Я ожидала, что он напустится на меня из-за решения ехать в Ирландию и из-за того, как это я вообще подала документы в Тринити-колледж, не посоветовавшись с родителями. Но нет, отец выслушал меня, ни разу не перебив. Я почувствовала, что его порадовала новость о том, что после моего переезда ему придется платить меньше. Когда я закончила, он ответил четко и конкретно:
— Молодец, что попала в такой прекрасный колледж. Мама рассказала обо всем, что случилось с твоим приятелем. Ты все сделала правильно. И правильно, что решила уехать подальше. Твоей маме это не понравится. Но ты не переживай — я сам с ней все улажу.
Часа через два, когда я крепко спала, телефон зазвонил снова. Я сняла трубку, готовая к худшему.
— Ты решила, что можешь вот так просто взять и укатить за границу?
— Мам, посмотри на часы, два часа ночи.
— Ты вызвала у меня чудовищную бессонницу — такого со мной в жизни не было.
— Ты прекрасно переживешь, что меня не будет рядом.
— Не дерзи матери, юная леди.
— Чего ты от меня хочешь? Папа, например, похвалил меня за хорошую новость.
— Потому что твой отец сам вечно мотается где-то на стороне. Вы с ним одним миром мазаны. Вечно на чемоданах.
— А почему так, ты не задумывалась, мамочка?

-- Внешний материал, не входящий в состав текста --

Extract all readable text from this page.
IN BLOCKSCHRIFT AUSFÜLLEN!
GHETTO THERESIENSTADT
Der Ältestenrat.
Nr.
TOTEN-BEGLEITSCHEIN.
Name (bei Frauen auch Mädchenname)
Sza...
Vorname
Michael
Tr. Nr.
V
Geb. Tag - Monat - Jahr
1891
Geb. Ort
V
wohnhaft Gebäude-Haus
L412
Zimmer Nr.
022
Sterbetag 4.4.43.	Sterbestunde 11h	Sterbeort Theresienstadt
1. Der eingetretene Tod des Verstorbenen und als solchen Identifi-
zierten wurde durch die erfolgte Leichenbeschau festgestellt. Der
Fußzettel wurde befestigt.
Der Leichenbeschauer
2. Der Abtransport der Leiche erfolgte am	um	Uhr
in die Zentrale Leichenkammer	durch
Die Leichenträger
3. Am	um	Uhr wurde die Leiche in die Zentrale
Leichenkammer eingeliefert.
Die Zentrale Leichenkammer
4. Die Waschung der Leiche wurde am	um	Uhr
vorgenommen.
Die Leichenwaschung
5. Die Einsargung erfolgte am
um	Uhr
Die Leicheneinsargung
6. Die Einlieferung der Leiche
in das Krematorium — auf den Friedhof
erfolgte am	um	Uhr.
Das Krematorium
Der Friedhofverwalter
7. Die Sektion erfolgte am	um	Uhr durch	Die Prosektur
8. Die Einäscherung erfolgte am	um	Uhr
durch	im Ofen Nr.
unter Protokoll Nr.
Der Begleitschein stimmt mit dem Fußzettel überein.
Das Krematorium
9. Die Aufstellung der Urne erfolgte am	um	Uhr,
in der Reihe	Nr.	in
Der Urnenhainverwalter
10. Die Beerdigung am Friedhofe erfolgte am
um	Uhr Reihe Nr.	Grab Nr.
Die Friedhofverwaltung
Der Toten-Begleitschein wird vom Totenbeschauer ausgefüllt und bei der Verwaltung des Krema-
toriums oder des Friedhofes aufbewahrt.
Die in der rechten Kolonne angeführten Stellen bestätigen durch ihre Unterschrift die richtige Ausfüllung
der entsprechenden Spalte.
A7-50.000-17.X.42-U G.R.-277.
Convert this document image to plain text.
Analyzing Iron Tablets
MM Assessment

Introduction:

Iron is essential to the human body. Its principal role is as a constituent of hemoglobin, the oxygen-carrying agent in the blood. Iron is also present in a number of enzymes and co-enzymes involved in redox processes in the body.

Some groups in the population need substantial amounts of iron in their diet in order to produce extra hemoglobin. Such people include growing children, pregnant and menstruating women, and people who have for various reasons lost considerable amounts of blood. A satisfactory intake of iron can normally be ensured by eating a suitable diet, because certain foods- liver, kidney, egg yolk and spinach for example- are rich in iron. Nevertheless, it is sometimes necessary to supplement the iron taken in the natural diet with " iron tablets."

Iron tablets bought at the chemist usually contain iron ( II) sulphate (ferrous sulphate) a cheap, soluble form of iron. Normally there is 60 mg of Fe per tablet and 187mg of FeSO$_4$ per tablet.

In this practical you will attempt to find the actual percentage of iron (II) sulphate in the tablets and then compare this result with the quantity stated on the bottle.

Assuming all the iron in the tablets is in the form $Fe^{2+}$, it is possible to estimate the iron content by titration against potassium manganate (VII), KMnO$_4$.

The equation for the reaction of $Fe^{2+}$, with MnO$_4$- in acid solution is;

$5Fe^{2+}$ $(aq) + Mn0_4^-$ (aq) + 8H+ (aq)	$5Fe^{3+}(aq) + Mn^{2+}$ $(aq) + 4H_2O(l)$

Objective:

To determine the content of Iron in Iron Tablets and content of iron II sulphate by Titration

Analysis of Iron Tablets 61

— Потому что вы убегаете, вместо того чтобы противостоять трудностям и преодолевать препятствия.
Ее слова я обдумывала несколько секунд.
— Бегство — это способ противостоять тому, про что точно знаешь, что преодолеть это не можешь. Я вот, например, никогда не могу переубедить тебя.
— Не думай, что тебе удастся вот так просто уехать, — заявила мама.
— Одно я точно знаю о себе, о тебе, о нашей семье и об этой проклятой жизни, — ответила я, — что в ней нет ничего простого. Но если между нами будет океан… что ж, возможно, как раз это все и упростит.
Часть вторая
Глава одиннадцатая
Ни в коем случае не приезжайте в Дублин впервые в январе. За исключением того случая, если вам нравится жить в гибельной тоске и вечном унынии. Непреходящая угрюмая серость, промозглый холод, проникающий всюду. Вечно затянутые облаками небеса. Город — и большую-то часть года достаточно унылый — в эти мрачные дни календаря становится уж вовсе безрадостным.
— Впервые здесь? — спросил меня разговорчивый таксист, пока я загружала чемоданы в багажник, который он называл задком.
— Да. Буду учиться в Тринити.
— О, лощеная янки. Вы же янки, так?
— Да, я действительно американка.
— И умная, видать: учеба в Тринити, и все такое… В Тринити, знаете ли, раньше не принимали католиков, только несколько лет назад стали разрешать, — поведал мне таксист.
— Никогда об этом не знала. Значит, мне могли отказать.
— Да нет, им нужны янки и их гребаные деньги. Да и вообще, ситуация была малость сложнее, чем я рассказал. Вплоть до 1970 года на поступление в Тринити надо было получать особое разрешение Церкви.